First Floor

Intersections
Claudia Joskowicz

May 18, 2013 - June 23, 2013

The exhibit received a wonderful review in Daily Serving by Elspeth Walker

Claudia Joskowicz
Intersections
May 18 – June 23, 2013

Two channel video projection along with a photography installation exploring the urban landscape of the city of of El Alto in Bolivia.

LMAKprojects is pleased to announce Claudia Joskowicz’s solo exhibit Intersections. The exhibit consists of a large video installation and photographs of her project Every Building on Avenida Alfonso Ugarte – After Ruscha.
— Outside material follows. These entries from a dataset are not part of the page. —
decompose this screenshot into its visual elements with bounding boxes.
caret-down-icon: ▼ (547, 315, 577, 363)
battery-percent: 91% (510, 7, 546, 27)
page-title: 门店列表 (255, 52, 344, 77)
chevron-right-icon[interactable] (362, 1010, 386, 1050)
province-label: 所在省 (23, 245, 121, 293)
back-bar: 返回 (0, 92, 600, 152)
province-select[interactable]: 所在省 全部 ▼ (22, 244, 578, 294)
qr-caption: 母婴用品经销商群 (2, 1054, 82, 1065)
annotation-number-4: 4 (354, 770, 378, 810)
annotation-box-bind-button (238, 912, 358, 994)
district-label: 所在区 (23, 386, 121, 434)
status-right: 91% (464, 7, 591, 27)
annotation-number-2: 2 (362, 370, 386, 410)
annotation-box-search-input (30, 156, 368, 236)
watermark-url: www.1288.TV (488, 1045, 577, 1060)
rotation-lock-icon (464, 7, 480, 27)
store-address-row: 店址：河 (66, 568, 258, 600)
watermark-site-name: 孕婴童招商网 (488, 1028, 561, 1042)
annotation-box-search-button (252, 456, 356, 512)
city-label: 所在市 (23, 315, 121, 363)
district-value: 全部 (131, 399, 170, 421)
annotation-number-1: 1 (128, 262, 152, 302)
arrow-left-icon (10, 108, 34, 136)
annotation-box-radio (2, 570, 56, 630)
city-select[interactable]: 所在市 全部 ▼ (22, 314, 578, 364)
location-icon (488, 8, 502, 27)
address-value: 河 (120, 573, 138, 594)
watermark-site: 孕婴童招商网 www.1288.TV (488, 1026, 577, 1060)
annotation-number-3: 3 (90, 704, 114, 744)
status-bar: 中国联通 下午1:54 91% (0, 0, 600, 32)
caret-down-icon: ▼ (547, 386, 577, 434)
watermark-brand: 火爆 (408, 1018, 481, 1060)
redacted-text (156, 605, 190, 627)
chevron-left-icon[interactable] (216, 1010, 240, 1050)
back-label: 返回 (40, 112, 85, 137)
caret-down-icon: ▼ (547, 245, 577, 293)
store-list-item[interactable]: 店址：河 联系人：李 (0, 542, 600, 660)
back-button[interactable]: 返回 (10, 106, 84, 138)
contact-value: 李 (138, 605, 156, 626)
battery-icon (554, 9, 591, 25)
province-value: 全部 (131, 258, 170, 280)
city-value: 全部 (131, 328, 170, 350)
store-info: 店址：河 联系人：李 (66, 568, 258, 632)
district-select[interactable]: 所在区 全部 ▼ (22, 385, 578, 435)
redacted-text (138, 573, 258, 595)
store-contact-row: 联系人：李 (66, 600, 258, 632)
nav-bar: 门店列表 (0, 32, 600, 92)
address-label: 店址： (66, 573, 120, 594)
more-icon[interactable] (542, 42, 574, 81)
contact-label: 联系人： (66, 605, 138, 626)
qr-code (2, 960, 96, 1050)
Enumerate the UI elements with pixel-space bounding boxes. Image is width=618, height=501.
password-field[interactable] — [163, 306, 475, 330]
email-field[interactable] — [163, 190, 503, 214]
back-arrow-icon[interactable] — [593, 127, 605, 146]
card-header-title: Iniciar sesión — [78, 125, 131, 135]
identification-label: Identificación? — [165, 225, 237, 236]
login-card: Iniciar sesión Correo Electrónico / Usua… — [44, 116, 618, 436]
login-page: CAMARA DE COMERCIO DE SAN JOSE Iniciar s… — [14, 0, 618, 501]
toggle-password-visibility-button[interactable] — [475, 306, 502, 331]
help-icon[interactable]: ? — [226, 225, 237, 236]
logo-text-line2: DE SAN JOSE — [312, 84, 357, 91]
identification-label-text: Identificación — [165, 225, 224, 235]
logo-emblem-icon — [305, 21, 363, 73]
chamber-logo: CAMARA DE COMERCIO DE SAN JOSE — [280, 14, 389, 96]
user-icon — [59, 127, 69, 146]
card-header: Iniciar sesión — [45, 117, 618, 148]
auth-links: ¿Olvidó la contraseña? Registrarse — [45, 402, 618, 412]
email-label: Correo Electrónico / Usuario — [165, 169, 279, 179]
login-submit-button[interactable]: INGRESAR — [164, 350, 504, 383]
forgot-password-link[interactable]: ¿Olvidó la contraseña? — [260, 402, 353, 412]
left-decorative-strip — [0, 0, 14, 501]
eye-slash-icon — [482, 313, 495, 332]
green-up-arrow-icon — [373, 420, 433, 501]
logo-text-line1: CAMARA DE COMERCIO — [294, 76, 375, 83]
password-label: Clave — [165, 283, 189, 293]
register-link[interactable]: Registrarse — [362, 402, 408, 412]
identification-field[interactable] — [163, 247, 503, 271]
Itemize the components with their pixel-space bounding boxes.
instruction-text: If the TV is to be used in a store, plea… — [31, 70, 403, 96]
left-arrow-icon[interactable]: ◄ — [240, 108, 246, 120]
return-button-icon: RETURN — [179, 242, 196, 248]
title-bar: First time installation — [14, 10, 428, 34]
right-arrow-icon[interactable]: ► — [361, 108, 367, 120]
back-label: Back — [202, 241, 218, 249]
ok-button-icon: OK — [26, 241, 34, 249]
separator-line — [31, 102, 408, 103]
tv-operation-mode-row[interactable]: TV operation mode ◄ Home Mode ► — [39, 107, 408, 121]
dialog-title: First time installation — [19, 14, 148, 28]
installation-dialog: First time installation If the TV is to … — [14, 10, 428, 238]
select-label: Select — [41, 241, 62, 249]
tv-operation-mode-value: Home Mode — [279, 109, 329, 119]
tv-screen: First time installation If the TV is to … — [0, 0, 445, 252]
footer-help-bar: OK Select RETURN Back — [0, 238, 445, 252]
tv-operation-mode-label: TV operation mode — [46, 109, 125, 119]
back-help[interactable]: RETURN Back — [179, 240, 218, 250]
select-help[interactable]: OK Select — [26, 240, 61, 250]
The work is an exploration of the urban landscape of the city of El Alto in her home country of Bolivia through a look at the intersections between everyday life and historical events that resonate in the collective memory of that city and, the country at large.

The photographic series and two-channel video installation Every Building on Avenida Alfonso Ugarte – After Ruscha takes as its inspiration Edward Ruscha’s photo book Every Building on the Sunset Strip (1966). A selection of photographs from the series ponders the juxtaposition of the continuum of time and a still reenactment of an affecting moment in Bolivian history.

The video is installed in the back section of the gallery with two projections on opposite walls, with a true to life ration. As the viewer stands in between the two projections, one is taken along a continuous tracking shot on the major thoroughfare in El Alto. The video takes inventory of a quotidian Bolivian scene reflecting a contemporary developing city. El Alto is one of the largest urban centers and one of the fastest growing cities in Bolivia as well as one of the sites where violent protests related to the Bolivian gas conflict in October 2003 took place. In a continuous take, the mundane is juxtaposed with ritual and social conflict inserting one single still scene of violence into the register of the typical scenery of daily Bolivian life thus capturing the variegated reality of El Alto, and, by extension, also that of all developing countries.